Depositphotos - foto d'archivio
Fonte ats
Quando il coronavirus fa calare il lavoro, anche dei medici
Il 36% di loro ha richiesto le indennità del lavoro ridotto. Calo dell'attività per quasi la metà degli intervistati.
Per il 4% del campione, il deficit accusato potrebbe perfino costituire "una minaccia esistenziale".

BERNA - L'epidemia di coronavirus non ha avuto le stesse ripercussioni per tutti i medici. Se da un lato alcuni sono stati sommersi dal lavoro, dall'altro in parecchi hanno dovuto forzatamente ridurre le proprie attività, con conseguenze non indifferenti sulle entrate economiche.

È quanto emerge da un sondaggio realizzato dalla Federazione dei medici svizzeri (FMH) coinvolgendo i propri membri. I risultati dell'indagine, che riguarda il periodo fra marzo e maggio, sono stati pubblicati oggi all'interno della rivista dell'associazione.

Il virus ha toccato in modo molto variegato l'occupazione dei medici. A marzo, appena il 13% ha indicato di aver avuto "molto più lavoro", una percentuale inferiore a quella di chi ne ha avuto "un po' meno" (22%) o "molto meno" (32%). Un trend che ha sorpreso anche i diretti interessati. Lo scarto si è addirittura allargato il mese seguente. In aprile infatti, solo il 7% ha riferito di un carico di lavoro maggiore. Quasi la metà - il 46% - ha parlato di "molto meno lavoro" e il 24% di "un po' meno". In maggio la situazione si è normalizzata: sia la menzione "molto più lavoro" che quella "molto meno" hanno raggiunto il 9%.

Questo calo delle attività ha inevitabilmente influito sui guadagni. Oltre due terzi degli interpellati si aspetta delle perdite e il 43% che tali perdite siano "importanti". Per il 4% del campione, il deficit accusato potrebbe perfino costituire "una minaccia esistenziale". Il 36% dei medici ha rivelato di aver richiesto le indennità del lavoro ridotto, mentre l'1,6% ha effettuato licenziamenti.

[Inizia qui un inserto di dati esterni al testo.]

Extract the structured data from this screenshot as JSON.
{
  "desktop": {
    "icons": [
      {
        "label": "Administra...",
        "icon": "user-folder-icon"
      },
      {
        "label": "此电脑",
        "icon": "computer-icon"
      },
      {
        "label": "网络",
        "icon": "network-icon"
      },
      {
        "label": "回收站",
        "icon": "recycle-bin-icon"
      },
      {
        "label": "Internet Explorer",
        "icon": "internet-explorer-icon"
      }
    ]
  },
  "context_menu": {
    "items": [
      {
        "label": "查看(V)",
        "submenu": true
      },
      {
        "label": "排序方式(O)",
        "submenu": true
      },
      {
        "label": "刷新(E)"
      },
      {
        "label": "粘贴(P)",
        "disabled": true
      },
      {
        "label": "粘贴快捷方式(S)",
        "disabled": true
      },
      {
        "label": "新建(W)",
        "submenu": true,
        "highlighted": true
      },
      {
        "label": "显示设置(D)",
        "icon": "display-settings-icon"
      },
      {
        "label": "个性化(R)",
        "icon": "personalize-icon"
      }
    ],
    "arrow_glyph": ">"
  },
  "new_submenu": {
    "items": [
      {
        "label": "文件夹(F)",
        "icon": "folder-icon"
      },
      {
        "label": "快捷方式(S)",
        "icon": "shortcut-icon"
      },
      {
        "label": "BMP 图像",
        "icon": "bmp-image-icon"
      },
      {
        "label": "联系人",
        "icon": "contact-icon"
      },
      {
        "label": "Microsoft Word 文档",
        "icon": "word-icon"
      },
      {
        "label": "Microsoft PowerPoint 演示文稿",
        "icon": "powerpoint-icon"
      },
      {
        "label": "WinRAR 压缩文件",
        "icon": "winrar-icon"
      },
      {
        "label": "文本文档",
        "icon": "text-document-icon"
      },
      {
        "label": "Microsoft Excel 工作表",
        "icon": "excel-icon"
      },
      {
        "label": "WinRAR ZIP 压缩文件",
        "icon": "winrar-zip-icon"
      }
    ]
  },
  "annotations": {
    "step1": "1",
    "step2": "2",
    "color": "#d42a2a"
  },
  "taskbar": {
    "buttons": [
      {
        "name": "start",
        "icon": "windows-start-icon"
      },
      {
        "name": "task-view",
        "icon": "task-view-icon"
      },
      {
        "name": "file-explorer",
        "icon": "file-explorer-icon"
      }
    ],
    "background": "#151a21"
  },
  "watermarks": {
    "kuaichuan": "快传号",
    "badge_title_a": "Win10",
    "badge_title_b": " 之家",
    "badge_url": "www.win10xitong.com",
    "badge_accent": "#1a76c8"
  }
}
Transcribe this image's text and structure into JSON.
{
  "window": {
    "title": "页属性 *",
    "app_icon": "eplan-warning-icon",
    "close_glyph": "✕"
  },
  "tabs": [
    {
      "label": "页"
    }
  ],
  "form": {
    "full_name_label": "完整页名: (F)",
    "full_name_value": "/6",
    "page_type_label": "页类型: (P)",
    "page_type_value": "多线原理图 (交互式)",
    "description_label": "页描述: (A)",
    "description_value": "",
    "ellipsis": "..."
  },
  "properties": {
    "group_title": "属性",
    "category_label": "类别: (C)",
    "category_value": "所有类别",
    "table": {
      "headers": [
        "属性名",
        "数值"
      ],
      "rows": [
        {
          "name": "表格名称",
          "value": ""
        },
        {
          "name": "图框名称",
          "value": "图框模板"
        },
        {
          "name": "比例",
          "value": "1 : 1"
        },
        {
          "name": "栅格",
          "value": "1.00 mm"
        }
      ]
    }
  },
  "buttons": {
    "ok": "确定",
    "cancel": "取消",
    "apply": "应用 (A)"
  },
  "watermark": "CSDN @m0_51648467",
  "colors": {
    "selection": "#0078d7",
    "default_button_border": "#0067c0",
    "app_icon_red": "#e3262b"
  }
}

Contatti con infetti - Per quel che concerne i contatti con persone malate, un terzo dei dottori confida di essersi ritrovato in marzo almeno un giorno su due vicino a pazienti infetti o potenzialmente infetti. In aprile il tasso è sceso al 27% e in maggio al 12%. Il 26% ha invece dichiarato di non aver avuto alcuna interazione diretta con soggetti potenzialmente contagiosi.

Mancanza di materiale - I medici, un quarto dei quali rientra in un gruppo a rischio, si lamentano poi della carenza di materiale. Stando al 57% le mascherine erano "difficilmente" o "del tutto" irreperibili a marzo e per il 40% la situazione era ancora così ad aprile. Un miglioramento in tal senso non si è infatti osservato prima di maggio. Lo stesso vale per le forniture di prodotti disinfettanti e di altro equipaggiamento.

Qualcuno si è ammalato - Secondo il sondaggio, a cui hanno partecipato 12'111 medici dei 33'269 contattati suddivisi nelle tre regioni linguistiche, 282 dottori, ovvero il 2,3%, sono risultati positivi al tampone per il Covid-19. La quota rimane stabile fra chi esercita in ambulatorio e chi in ospedale. In 719 hanno affermato di aver avuto sintomi, ma di non essersi sottoposti al test.

Cantoni e Confederazione - Ai medici è anche stato chiesto di dare un voto all'operato delle varie autorità. Ne escono vincitori soprattutto i cantoni: il 51% ritiene che abbiano gestito "piuttosto bene" la crisi e il 35% che l'abbiano fatto "molto bene". Leggermente inferiore il consenso per la Confederazione, il cui intervento è stato giudicato molto buono dal 25% e piuttosto buono dal 56%. Circa il 18% l'ha invece definito abbastanza o decisamente negativo.